Малыш Северьян поначалу лишь наблюдал за мной, но спустя некоторое время стал сам подносить мелкие камушки для пирамиды. Когда мы смывали в ручье пот с песком, он спросил:

— Ты кто, мой дядя?

— Я твой отец, — ответил я, — по крайней мере, на время. Если у ребенка умирает папа, кто-то должен его заменить. Вот я и стал тебе отцом.
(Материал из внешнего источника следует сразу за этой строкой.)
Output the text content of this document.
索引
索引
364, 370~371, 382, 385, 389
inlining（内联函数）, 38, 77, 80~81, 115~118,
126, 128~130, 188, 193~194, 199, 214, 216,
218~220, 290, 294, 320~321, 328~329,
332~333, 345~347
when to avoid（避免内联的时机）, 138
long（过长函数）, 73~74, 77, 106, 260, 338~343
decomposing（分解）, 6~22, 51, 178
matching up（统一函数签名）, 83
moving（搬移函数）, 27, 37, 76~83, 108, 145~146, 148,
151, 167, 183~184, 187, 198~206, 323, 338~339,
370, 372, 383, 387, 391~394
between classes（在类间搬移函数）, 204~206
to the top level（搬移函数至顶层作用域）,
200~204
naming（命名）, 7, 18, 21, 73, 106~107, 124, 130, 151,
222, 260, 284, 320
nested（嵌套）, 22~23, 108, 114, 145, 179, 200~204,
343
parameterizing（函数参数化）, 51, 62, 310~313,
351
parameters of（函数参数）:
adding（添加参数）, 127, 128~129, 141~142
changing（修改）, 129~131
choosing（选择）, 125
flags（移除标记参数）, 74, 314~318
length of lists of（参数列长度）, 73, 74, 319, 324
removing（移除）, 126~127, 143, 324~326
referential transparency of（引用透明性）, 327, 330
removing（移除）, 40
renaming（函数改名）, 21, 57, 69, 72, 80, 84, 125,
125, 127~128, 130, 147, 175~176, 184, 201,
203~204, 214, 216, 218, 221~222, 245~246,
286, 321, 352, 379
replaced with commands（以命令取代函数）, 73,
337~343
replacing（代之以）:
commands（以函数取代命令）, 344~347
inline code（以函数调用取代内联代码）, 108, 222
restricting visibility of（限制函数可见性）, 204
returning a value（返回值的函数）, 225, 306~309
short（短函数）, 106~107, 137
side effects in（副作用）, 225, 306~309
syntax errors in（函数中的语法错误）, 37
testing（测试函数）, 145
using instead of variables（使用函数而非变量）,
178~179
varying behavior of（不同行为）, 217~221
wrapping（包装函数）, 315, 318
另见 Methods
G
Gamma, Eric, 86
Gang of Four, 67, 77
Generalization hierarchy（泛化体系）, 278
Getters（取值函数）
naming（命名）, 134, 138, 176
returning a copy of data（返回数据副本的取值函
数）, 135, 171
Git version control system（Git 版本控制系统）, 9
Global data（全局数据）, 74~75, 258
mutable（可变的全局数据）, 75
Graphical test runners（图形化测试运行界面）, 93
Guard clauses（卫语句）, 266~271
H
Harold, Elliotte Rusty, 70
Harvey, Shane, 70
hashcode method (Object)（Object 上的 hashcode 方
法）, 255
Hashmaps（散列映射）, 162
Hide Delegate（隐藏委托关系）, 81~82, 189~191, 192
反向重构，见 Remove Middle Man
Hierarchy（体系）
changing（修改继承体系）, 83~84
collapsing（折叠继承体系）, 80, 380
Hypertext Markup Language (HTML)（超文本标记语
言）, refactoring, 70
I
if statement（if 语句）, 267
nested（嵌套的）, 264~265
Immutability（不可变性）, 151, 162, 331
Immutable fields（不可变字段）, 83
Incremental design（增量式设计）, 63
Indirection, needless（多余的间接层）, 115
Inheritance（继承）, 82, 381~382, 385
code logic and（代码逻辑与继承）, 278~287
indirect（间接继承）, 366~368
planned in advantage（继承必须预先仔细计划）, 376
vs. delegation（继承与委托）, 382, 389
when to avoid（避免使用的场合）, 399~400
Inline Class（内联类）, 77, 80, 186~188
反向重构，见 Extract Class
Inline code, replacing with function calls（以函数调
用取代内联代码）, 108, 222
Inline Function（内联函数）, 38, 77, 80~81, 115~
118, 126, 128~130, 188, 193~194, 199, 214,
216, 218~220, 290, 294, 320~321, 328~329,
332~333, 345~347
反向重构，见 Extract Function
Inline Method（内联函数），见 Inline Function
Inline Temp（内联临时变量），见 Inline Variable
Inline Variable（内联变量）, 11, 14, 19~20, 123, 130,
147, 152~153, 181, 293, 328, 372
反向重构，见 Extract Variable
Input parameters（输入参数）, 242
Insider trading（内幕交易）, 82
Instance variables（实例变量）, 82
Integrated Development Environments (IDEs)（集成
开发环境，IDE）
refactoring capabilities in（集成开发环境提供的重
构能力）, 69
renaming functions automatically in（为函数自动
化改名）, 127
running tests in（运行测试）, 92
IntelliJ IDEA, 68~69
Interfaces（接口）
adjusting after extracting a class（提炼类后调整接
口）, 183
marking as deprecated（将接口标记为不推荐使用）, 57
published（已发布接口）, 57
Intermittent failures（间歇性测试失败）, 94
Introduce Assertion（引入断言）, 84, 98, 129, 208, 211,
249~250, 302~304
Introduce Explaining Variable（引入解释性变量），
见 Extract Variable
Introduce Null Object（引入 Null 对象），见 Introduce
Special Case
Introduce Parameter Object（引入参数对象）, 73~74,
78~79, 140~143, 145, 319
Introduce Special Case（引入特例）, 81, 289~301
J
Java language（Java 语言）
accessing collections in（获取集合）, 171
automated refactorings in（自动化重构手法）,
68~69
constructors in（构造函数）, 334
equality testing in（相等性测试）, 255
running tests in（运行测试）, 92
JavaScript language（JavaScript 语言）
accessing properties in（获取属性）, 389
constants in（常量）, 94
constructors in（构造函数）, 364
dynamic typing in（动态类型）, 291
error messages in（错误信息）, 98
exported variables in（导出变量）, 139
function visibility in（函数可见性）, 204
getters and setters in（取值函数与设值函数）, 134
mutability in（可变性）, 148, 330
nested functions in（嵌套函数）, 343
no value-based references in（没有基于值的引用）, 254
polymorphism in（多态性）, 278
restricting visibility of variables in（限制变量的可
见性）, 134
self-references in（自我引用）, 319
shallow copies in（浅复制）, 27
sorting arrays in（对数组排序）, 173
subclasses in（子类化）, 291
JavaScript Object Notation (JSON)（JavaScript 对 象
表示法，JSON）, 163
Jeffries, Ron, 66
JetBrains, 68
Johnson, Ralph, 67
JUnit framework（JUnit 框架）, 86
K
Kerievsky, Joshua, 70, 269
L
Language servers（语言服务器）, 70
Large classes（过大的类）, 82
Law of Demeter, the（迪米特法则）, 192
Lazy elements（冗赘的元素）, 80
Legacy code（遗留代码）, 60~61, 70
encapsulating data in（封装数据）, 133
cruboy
Мальчик задумчиво кивнул, а я неожиданно для себя вспомнил, как мечтал позапрошлой ночью о мире, в котором все люди будут связаны кровным родством, являясь потомками одной пары колонистов. Так я, не ведающий даже имен своих отца и матери, вполне мог оказаться родным этому ребенку, носящему одно со мной имя, — ему и любому встречному. Мир, о котором я грезил, стал для меня ложем, где я мог приклонить голову. Я не в силах описать ту серьезность, с которой мы носили камни к ручью, как невинно и торжественно было лицо мальчика и как были огромны его глаза с искрящимися каплями воды на ресницах.